1) Let's assume for a moment that there is an exactly equal amount of evidence for and against. So what? You have to be suckered into Pascal's wager to leap from "evidentiary stalemate" to actual belief.
2) The notion of evidentiary stalemate subtly assumes that the apologetic and critical sides of the debate are trying to build separate cases built on evidence. But that is not so. The burden of proof is on the believers -- they are the ones who believe in a celestial teapot that's too small to be seen, that's full of mystery and illogical contradictions. If the evidentiary situation really is what apologists are saying, then they loose: the rational thing to do is not believe their outlandish claims.
3) There's actually a lot of evidence against LDS claims, or at least very fishy stuff that makes perfect sense once viewed from the critical standpoint. The Book of Mormon is the one thing, in my opinion, that apologists have going for them in that critics have a hard time explaining how the book came about. However, once you get past the existence of the book and examine its content, it stinks to high heaven and provides some of the best material for arguments against LDS claims. They would be better off with no evidence than with the burden of explaining how the Book of Mormon could possibly be history.
I think you fail (uncharitably so, I might add) to recognize that a great many believers (be they LDS or non-LDS Christians) are in fact able to perceive what they genuinely regard as evidence that supports their belief – whether that belief is in the Bible or in the Book of Mormon. Intelligent people all, they simply cultivate a side of themselves (the spiritual) that they consider to be as reliable in acquiring “truth” as is the naturalistic, scientific method – each in its own realm.
You want to automatically reduce the question vis-à-vis the Book of Mormon to one of historicity, but that is a term that is applicable only in the realm of the naturalistic/scientific. Very few, if any, believers in the Bible and Book of Mormon base their belief on whether or not archaeologists and anthropologists, in their respective disciplines, support that belief. In fact, millions of people have lived and died comfortable, confident, and comforted by their belief in these scriptures despite the fact that they never knew anything concerning “scientific” support for their faith.
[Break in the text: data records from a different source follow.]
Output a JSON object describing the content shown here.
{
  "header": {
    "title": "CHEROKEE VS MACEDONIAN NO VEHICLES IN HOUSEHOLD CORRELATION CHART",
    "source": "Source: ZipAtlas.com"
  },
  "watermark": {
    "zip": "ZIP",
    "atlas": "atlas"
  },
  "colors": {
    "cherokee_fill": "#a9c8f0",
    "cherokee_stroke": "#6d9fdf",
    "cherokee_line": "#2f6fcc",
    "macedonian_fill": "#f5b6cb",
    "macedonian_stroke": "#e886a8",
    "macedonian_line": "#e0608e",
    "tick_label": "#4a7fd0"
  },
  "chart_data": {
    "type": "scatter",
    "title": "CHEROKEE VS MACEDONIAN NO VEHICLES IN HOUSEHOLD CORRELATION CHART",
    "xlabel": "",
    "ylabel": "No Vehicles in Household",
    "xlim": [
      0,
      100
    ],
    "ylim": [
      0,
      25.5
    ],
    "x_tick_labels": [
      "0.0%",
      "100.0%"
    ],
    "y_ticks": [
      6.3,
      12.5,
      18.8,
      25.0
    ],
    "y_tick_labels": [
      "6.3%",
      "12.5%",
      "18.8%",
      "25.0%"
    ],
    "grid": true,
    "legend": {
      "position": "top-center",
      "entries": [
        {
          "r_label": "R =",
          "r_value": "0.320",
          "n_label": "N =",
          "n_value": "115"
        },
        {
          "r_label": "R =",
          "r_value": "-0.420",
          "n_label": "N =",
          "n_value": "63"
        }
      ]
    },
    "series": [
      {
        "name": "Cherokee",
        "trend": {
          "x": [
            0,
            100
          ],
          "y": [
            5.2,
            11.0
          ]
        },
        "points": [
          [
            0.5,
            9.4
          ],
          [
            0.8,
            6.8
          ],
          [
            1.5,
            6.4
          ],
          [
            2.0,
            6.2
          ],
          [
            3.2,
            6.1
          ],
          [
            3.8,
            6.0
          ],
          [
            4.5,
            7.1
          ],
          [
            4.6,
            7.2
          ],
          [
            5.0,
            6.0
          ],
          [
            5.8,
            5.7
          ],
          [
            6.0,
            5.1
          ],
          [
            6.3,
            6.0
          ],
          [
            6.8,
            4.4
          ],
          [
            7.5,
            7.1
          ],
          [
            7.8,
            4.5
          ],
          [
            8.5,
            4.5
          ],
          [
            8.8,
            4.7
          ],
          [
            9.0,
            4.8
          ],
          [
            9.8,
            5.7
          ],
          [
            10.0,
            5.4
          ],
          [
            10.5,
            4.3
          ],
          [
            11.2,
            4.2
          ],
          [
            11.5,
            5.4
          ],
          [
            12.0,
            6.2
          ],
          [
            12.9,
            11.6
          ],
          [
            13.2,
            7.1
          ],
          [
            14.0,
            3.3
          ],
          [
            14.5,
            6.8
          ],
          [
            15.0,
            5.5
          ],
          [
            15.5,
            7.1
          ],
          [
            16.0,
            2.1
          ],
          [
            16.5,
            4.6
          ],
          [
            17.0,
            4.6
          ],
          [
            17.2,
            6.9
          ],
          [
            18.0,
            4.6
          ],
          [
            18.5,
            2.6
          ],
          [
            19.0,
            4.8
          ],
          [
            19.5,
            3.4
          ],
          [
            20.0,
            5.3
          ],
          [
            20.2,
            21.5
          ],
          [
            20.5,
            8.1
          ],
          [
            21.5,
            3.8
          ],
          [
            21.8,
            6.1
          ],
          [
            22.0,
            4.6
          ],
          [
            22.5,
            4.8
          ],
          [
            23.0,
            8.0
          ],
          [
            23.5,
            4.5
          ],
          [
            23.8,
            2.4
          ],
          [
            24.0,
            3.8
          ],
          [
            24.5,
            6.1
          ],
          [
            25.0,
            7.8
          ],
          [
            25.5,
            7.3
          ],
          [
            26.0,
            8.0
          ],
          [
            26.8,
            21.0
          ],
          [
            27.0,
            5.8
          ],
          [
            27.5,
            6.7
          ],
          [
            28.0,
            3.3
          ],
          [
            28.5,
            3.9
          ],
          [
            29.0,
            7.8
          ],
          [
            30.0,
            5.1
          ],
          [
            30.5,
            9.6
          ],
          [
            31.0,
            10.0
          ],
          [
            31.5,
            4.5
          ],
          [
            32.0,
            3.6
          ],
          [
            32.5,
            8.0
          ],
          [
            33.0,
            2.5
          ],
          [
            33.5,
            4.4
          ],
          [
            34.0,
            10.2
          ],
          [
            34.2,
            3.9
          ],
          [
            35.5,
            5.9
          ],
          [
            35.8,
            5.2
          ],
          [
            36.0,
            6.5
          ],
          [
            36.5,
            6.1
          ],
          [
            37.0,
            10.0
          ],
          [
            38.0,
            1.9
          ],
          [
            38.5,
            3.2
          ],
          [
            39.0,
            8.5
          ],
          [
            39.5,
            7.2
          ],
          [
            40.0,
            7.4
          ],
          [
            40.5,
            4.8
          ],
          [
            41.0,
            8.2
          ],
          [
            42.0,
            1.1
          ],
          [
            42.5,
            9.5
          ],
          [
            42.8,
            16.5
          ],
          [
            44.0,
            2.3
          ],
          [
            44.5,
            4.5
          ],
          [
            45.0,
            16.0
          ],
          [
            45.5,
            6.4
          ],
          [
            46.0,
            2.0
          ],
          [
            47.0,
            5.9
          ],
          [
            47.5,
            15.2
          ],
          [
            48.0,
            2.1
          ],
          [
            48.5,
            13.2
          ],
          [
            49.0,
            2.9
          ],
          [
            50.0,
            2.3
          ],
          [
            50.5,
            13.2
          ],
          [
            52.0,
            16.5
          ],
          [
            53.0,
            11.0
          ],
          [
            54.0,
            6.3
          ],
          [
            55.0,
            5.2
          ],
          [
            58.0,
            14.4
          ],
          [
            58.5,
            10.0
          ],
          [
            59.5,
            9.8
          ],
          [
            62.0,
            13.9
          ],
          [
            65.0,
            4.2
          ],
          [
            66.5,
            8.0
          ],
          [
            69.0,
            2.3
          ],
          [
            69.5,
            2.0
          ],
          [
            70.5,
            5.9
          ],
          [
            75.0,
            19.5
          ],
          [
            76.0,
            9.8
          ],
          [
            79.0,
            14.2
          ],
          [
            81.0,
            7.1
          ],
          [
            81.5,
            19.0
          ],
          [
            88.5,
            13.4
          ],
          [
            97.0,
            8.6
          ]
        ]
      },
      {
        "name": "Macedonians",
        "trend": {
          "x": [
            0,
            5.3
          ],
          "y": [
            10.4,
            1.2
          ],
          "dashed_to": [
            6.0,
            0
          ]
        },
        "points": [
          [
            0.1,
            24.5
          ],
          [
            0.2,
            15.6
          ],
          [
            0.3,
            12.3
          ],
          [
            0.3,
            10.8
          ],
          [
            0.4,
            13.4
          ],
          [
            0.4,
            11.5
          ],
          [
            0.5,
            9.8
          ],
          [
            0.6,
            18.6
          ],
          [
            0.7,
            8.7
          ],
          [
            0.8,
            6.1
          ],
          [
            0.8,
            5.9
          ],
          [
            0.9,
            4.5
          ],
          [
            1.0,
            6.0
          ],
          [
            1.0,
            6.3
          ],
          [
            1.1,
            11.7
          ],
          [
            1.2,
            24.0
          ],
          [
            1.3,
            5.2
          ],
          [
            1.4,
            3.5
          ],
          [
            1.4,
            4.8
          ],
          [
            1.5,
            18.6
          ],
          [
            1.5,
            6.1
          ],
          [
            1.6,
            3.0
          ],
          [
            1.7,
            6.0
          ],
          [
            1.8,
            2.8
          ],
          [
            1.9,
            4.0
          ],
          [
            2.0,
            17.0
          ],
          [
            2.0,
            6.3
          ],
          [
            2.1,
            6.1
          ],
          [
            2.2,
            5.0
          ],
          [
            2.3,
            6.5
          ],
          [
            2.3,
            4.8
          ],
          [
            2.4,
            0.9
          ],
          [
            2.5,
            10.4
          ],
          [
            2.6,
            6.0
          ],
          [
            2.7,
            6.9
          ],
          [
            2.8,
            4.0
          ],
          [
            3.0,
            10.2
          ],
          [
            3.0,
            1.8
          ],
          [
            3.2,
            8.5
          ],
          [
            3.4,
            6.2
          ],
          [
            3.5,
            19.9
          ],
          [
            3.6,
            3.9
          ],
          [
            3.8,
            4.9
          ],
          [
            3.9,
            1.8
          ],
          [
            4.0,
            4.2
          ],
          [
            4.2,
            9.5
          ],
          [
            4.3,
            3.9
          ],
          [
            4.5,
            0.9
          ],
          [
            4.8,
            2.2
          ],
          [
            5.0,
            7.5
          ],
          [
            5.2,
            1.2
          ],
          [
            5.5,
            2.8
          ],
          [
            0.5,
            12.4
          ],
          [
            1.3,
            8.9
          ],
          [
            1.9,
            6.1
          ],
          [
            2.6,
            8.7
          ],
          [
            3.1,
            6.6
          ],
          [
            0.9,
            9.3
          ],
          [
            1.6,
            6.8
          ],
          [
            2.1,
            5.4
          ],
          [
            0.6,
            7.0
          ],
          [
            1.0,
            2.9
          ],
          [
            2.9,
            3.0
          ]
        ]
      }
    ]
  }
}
Now, you will no doubt scoff, claiming that their faith is nothing more than entertaining belief in an invisible “celestial teapot.” They (and I) strongly dispute that facile conclusion. Quite simply, we feel that there is a different category of knowledge to which we believe we have access. We don’t pretend that this knowledge can be tested by just anyone; that we can submit our “data” to some “objective” third-party and appeal to them to “confirm” our faith. But that doesn’t make it any less real – at least to those of us who have accumulated a body of what we consider to be persuasive evidence to support our beliefs.
I know it is quite easy for you, coming as you do from an absolute commitment to a naturalistic world view, to dismiss our claims that there is substance to our faith. But I consider that to be a profoundly ignorant, perhaps even arrogant, stance for you to take given that we consider you to be uniquely unqualified to speak to the topic in the first place. You are certainly free to discount, dismiss, and even deride the rationality of those of us who proclaim a sincere faith in revealed scripture, but you do so at the expense of your stature as a true agnostic: you may not consider it possible to know such things, but it is hardly reasonable to authoritatively proclaim that no one else can know.